In its repeated reaction the Popular Party of Montenegro underlined that the judiciary, yielding to the will of the DPS "punishes citizens only when they express their dissatisfaction with state officials instead of punishing every offence and thus enhancing general legal security". At the same time, the Popular Party accused the ruling party of deliberately heightening tensions between the authorities and the opposition, assessing that to be "a far greater danger for Montenegro than the alleged coalition, i.e. the principled stance demonstrated by the opposition in protecting endangered democratic processes".
If judged on the basis of the principle of the division of power, courts in Montenegro are independent and neither the two other branches - the executive and the judiciary - nor the Democratic Party of Socialist should be blamed for their work. But, as this party has an overwhelming majority in the Assembly, an almost absolute majority in the government (only a few Ministers are not its members) and a dominant majority in the judiciary, it is hard to escape the impression that everything is not functioning according to the letter of the Constitution.

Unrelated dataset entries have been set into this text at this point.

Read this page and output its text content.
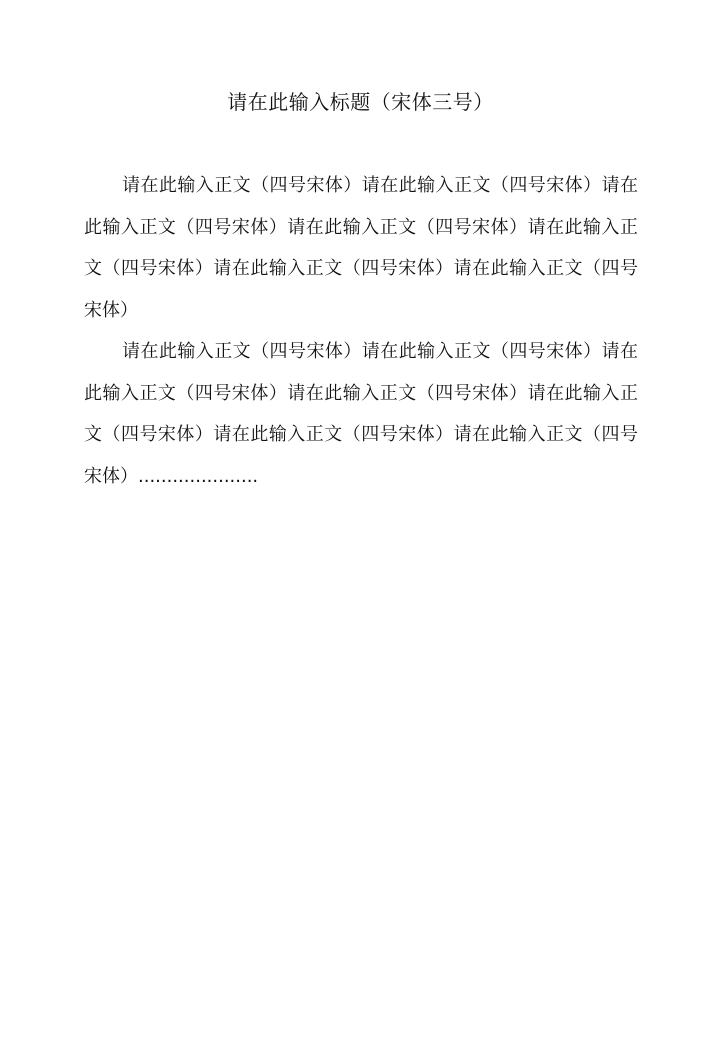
请在此输入标题（宋体三号）

请在此输入正文（四号宋体）请在此输入正文（四号宋体）请在此输入正文（四号宋体）请在此输入正文（四号宋体）请在此输入正文（四号宋体）请在此输入正文（四号宋体）请在此输入正文（四号宋体）

请在此输入正文（四号宋体）请在此输入正文（四号宋体）请在此输入正文（四号宋体）请在此输入正文（四号宋体）请在此输入正文（四号宋体）请在此输入正文（四号宋体）请在此输入正文（四号宋体）.....................
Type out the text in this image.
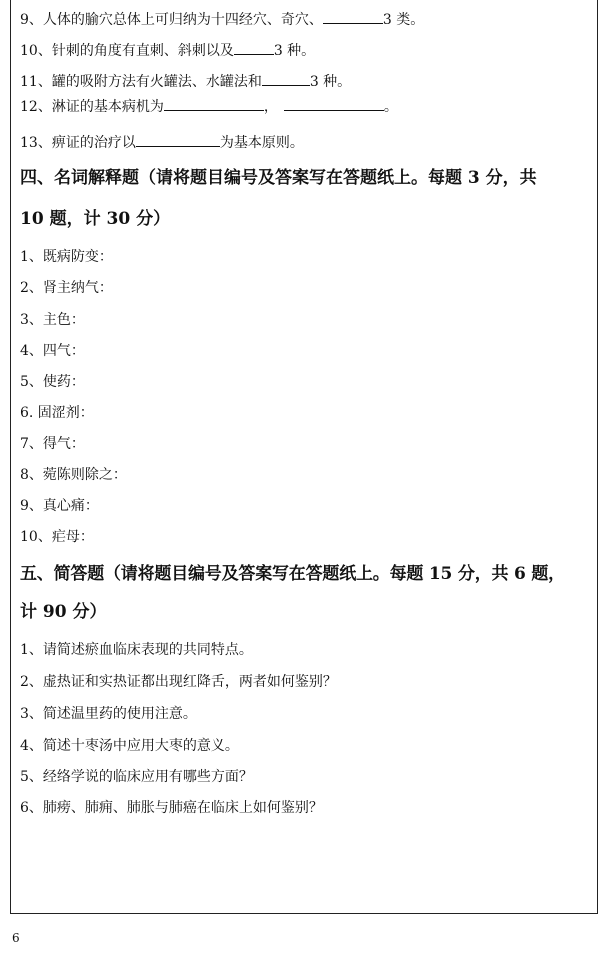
9、人体的腧穴总体上可归纳为十四经穴、奇穴、	3 类。
10、针刺的角度有直刺、斜刺以及	3 种。
11、罐的吸附方法有火罐法、水罐法和	3 种。
12、淋证的基本病机为	，	。
13、痹证的治疗以	为基本原则。
四、名词解释题（请将题目编号及答案写在答题纸上。每题 3 分，共
10 题，计 30 分）
1、既病防变：
2、肾主纳气：
3、主色：
4、四气：
5、使药：
6. 固涩剂：
7、得气：
8、菀陈则除之：
9、真心痛：
10、疟母：
五、简答题（请将题目编号及答案写在答题纸上。每题 15 分，共 6 题，
计 90 分）
1、请简述瘀血临床表现的共同特点。
2、虚热证和实热证都出现红降舌，两者如何鉴别？
3、简述温里药的使用注意。
4、简述十枣汤中应用大枣的意义。
5、经络学说的临床应用有哪些方面？
6、肺痨、肺痈、肺胀与肺癌在临床上如何鉴别？
6
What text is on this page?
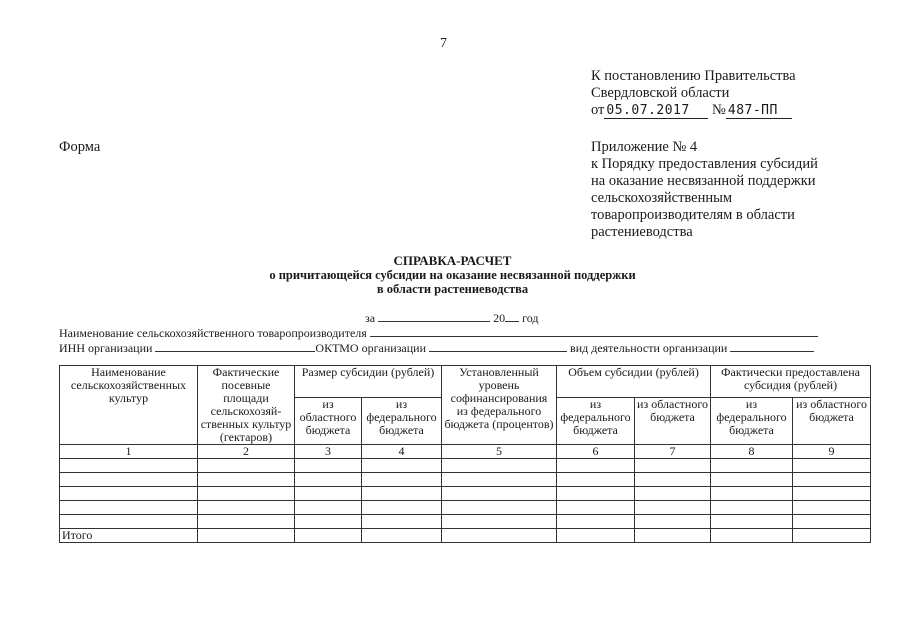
7
К постановлению Правительства
Свердловской области
от 05.07.2017 № 487-ПП
Форма	Приложение № 4
к Порядку предоставления субсидий
на оказание несвязанной поддержки
сельскохозяйственным
товаропроизводителям в области
растениеводства
СПРАВКА-РАСЧЕТ
о причитающейся субсидии на оказание несвязанной поддержки
в области растениеводства
за	20 год
Наименование сельскохозяйственного товаропроизводителя
ИНН организации	ОКТМО организации	вид деятельности организации
Наименование сельскохозяйственных культур	Фактические посевные площади сельскохозяй-ственных культур (гектаров)	Размер субсидии (рублей)		Установленный уровень софинансирования из федерального бюджета (процентов)	Объем субсидии (рублей)		Фактически предоставлена субсидия (рублей)	
		из областного бюджета	из федерального бюджета		из федерального бюджета	из областного бюджета	из федерального бюджета	из областного бюджета
1	2	3	4	5	6	7	8	9

Итого								
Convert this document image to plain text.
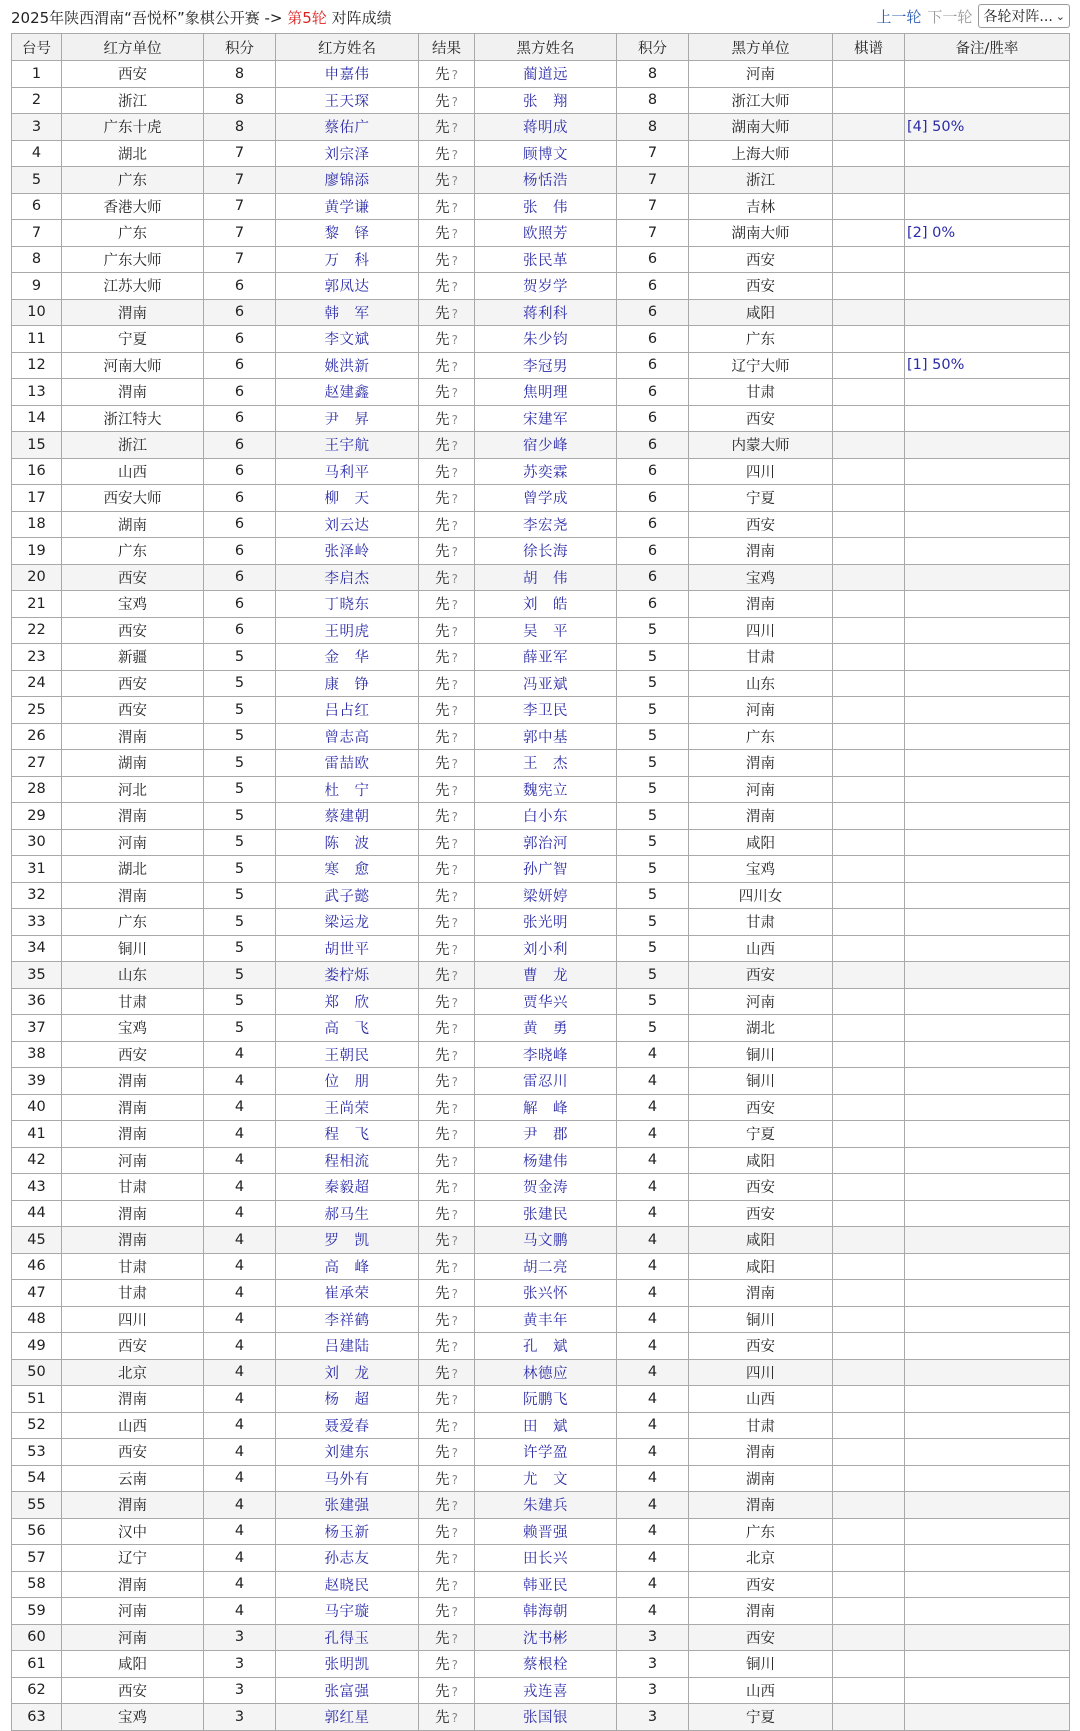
2025年陕西渭南“吾悦杯”象棋公开赛 -> 第5轮 对阵成绩	上一轮 下一轮 各轮对阵... ⌄
台号	红方单位	积分	红方姓名	结果	黑方姓名	积分	黑方单位	棋谱	备注/胜率
1	西安	8	申嘉伟	先 ?	蔺道远	8	河南		
2	浙江	8	王天琛	先 ?	张　翔	8	浙江大师		
3	广东十虎	8	蔡佑广	先 ?	蒋明成	8	湖南大师		[4] 50%
4	湖北	7	刘宗泽	先 ?	顾博文	7	上海大师		
5	广东	7	廖锦添	先 ?	杨恬浩	7	浙江		
6	香港大师	7	黄学谦	先 ?	张　伟	7	吉林		
7	广东	7	黎　铎	先 ?	欧照芳	7	湖南大师		[2] 0%
8	广东大师	7	万　科	先 ?	张民革	6	西安		
9	江苏大师	6	郭凤达	先 ?	贺岁学	6	西安		
10	渭南	6	韩　军	先 ?	蒋利科	6	咸阳		
11	宁夏	6	李文斌	先 ?	朱少钧	6	广东		
12	河南大师	6	姚洪新	先 ?	李冠男	6	辽宁大师		[1] 50%
13	渭南	6	赵建鑫	先 ?	焦明理	6	甘肃		
14	浙江特大	6	尹　昇	先 ?	宋建军	6	西安		
15	浙江	6	王宇航	先 ?	宿少峰	6	内蒙大师		
16	山西	6	马利平	先 ?	苏奕霖	6	四川		
17	西安大师	6	柳　天	先 ?	曾学成	6	宁夏		
18	湖南	6	刘云达	先 ?	李宏尧	6	西安		
19	广东	6	张泽岭	先 ?	徐长海	6	渭南		
20	西安	6	李启杰	先 ?	胡　伟	6	宝鸡		
21	宝鸡	6	丁晓东	先 ?	刘　皓	6	渭南		
22	西安	6	王明虎	先 ?	吴　平	5	四川		
23	新疆	5	金　华	先 ?	薛亚军	5	甘肃		
24	西安	5	康　铮	先 ?	冯亚斌	5	山东		
25	西安	5	吕占红	先 ?	李卫民	5	河南		
26	渭南	5	曾志高	先 ?	郭中基	5	广东		
27	湖南	5	雷喆欧	先 ?	王　杰	5	渭南		
28	河北	5	杜　宁	先 ?	魏宪立	5	河南		
29	渭南	5	蔡建朝	先 ?	白小东	5	渭南		
30	河南	5	陈　波	先 ?	郭治河	5	咸阳		
31	湖北	5	寒　愈	先 ?	孙广智	5	宝鸡		
32	渭南	5	武子懿	先 ?	梁妍婷	5	四川女		
33	广东	5	梁运龙	先 ?	张光明	5	甘肃		
34	铜川	5	胡世平	先 ?	刘小利	5	山西		
35	山东	5	娄柠烁	先 ?	曹　龙	5	西安		
36	甘肃	5	郑　欣	先 ?	贾华兴	5	河南		
37	宝鸡	5	高　飞	先 ?	黄　勇	5	湖北		
38	西安	4	王朝民	先 ?	李晓峰	4	铜川		
39	渭南	4	位　朋	先 ?	雷忍川	4	铜川		
40	渭南	4	王尚荣	先 ?	解　峰	4	西安		
41	渭南	4	程　飞	先 ?	尹　郡	4	宁夏		
42	河南	4	程相流	先 ?	杨建伟	4	咸阳		
43	甘肃	4	秦毅超	先 ?	贺金涛	4	西安		
44	渭南	4	郝马生	先 ?	张建民	4	西安		
45	渭南	4	罗　凯	先 ?	马文鹏	4	咸阳		
46	甘肃	4	高　峰	先 ?	胡二亮	4	咸阳		
47	甘肃	4	崔承荣	先 ?	张兴怀	4	渭南		
48	四川	4	李祥鹤	先 ?	黄丰年	4	铜川		
49	西安	4	吕建陆	先 ?	孔　斌	4	西安		
50	北京	4	刘　龙	先 ?	林德应	4	四川		
51	渭南	4	杨　超	先 ?	阮鹏飞	4	山西		
52	山西	4	聂爱春	先 ?	田　斌	4	甘肃		
53	西安	4	刘建东	先 ?	许学盈	4	渭南		
54	云南	4	马外有	先 ?	尤　文	4	湖南		
55	渭南	4	张建强	先 ?	朱建兵	4	渭南		
56	汉中	4	杨玉新	先 ?	赖晋强	4	广东		
57	辽宁	4	孙志友	先 ?	田长兴	4	北京		
58	渭南	4	赵晓民	先 ?	韩亚民	4	西安		
59	河南	4	马宇璇	先 ?	韩海朝	4	渭南		
60	河南	3	孔得玉	先 ?	沈书彬	3	西安		
61	咸阳	3	张明凯	先 ?	蔡根栓	3	铜川		
62	西安	3	张富强	先 ?	戎连喜	3	山西		
63	宝鸡	3	郭红星	先 ?	张国银	3	宁夏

The Democratic Party of Socialists demonstrated, on a number of occasions, its willingness to subjugate both the legislative and the executive and the judicial power to its party interests, justifying that by the will of the citizens and the results of the latest elections. Moreover, to subjugate them to the interests of individuals or groups in top party and state echelons. Therefore, the main problem is not that courts pass drastic sentences, but that they punish selectively, overlooking the illegal acts committed under the direct or tacit protection of the authorities. It is therefore more correct to call Montenegro a party than a legal state. The Democratic Party of Socialists does not wish to be aware of the ultimate political consequences of such acts for fear that with the loss of absolute influence in all spheres of society the carpet will be pulled from under its feet.